We've successfully pulled video ids and publish dates 🥳

How can I format the data as a table?

Use Python Pandas.

import pandas as pd
 
df = pd.DataFrame([x['contentDetails'] for x in items])
print(df)

Check out our Pandas problem set to learn more about it.

See the full code for this example

from googleapiclient.discovery import build
 
# Instantiate a googleapiclient.discovery.Resource object for youtube
youtube = build(
  serviceName='youtube', 
  version='v3', 
  developerKey='YOURAPIKEY'
)
 
# Define the request
request = youtube.channels().list(
  part="contentDetails",
  id="UCYO_jab_esuFRV4b17AJtAw"
)
 
# Execute the request and save the response
response = request.execute()
item = response['items'][0]
 
# Get the uploads id
uploads_id = item['contentDetails']['relatedPlaylists']['uploads']
uploads_id
 
# List to store response objects
responses = []
 
# Get the first response
request = youtube.playlistItems().list(
  part="contentDetails",
  playlistId=uploads_id,
  maxResults=50,
)
response = request.execute()
responses.append(response)
 
# Iterate until the "current" response doesn't have nextPageToken
while "nextPageToken" in response:
  request = youtube.playlistItems().list(
    part="contentDetails",
    playlistId=uploads_id,
    maxResults=50,
    pageToken=response['nextPageToken']
  )
  response = request.execute()
  responses.append(response)
 
# Flatten the nested items lists
items = [item for response in responses for item in response['items']]

Bonus Challenge

The total cost of this query is 4 quota.

  • 1 request to channels.list x 1 quota per request = 1 quota
  • 3 requests to playlistItems.list x 1 quota per request = 3 quota

See here for the quota cost reference table.

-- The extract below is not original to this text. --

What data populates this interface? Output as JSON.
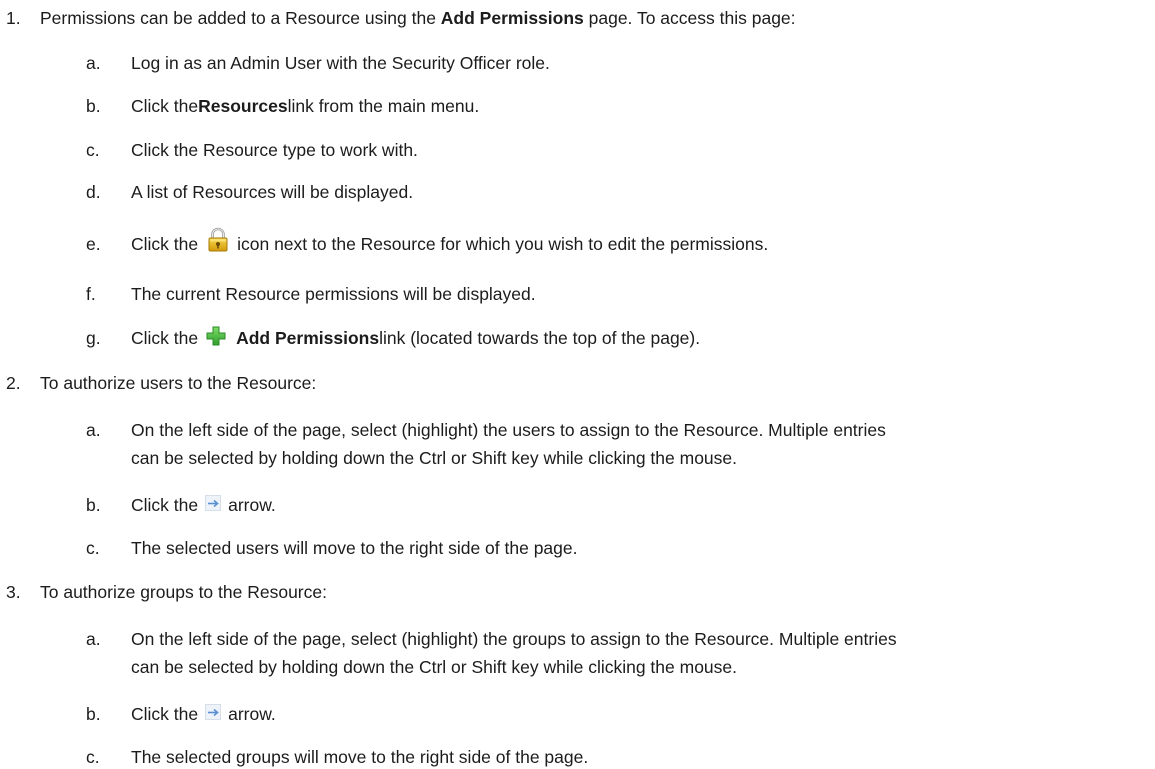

Why don't you just use search.list?

We could fetch all videos from 3Blue1Brown using search.list, but each call to search.list costs 100 quota :face_vomiting: so it'd be a very expensive query!

See the code

from googleapiclient.discovery import build
 
# Instantiate a googleapiclient.discovery.Resource object for youtube
youtube = build(
  serviceName='youtube', 
  version='v3', 
  developerKey='YOURAPIKEY'
)
 
# List to store response objects
responses = []
 
# Get the first response
request = youtube.search().list(
  part="snippet",
  channelId="UCYO_jab_esuFRV4b17AJtAw",
  type='video',
  maxResults=50
)
response = request.execute()
responses.append(response)
 
# Iterate until the "current" response doesn't have nextPageToken
while "nextPageToken" in response:
  request = youtube.search().list(
    part="snippet",
    channelId="UCYO_jab_esuFRV4b17AJtAw",
    type='video',
    maxResults=50,
    pageToken=response['nextPageToken']
  )
  response = request.execute()
  responses.append(response)
 
# Flatten the nested items lists
items = [item for response in responses for item in response['items']]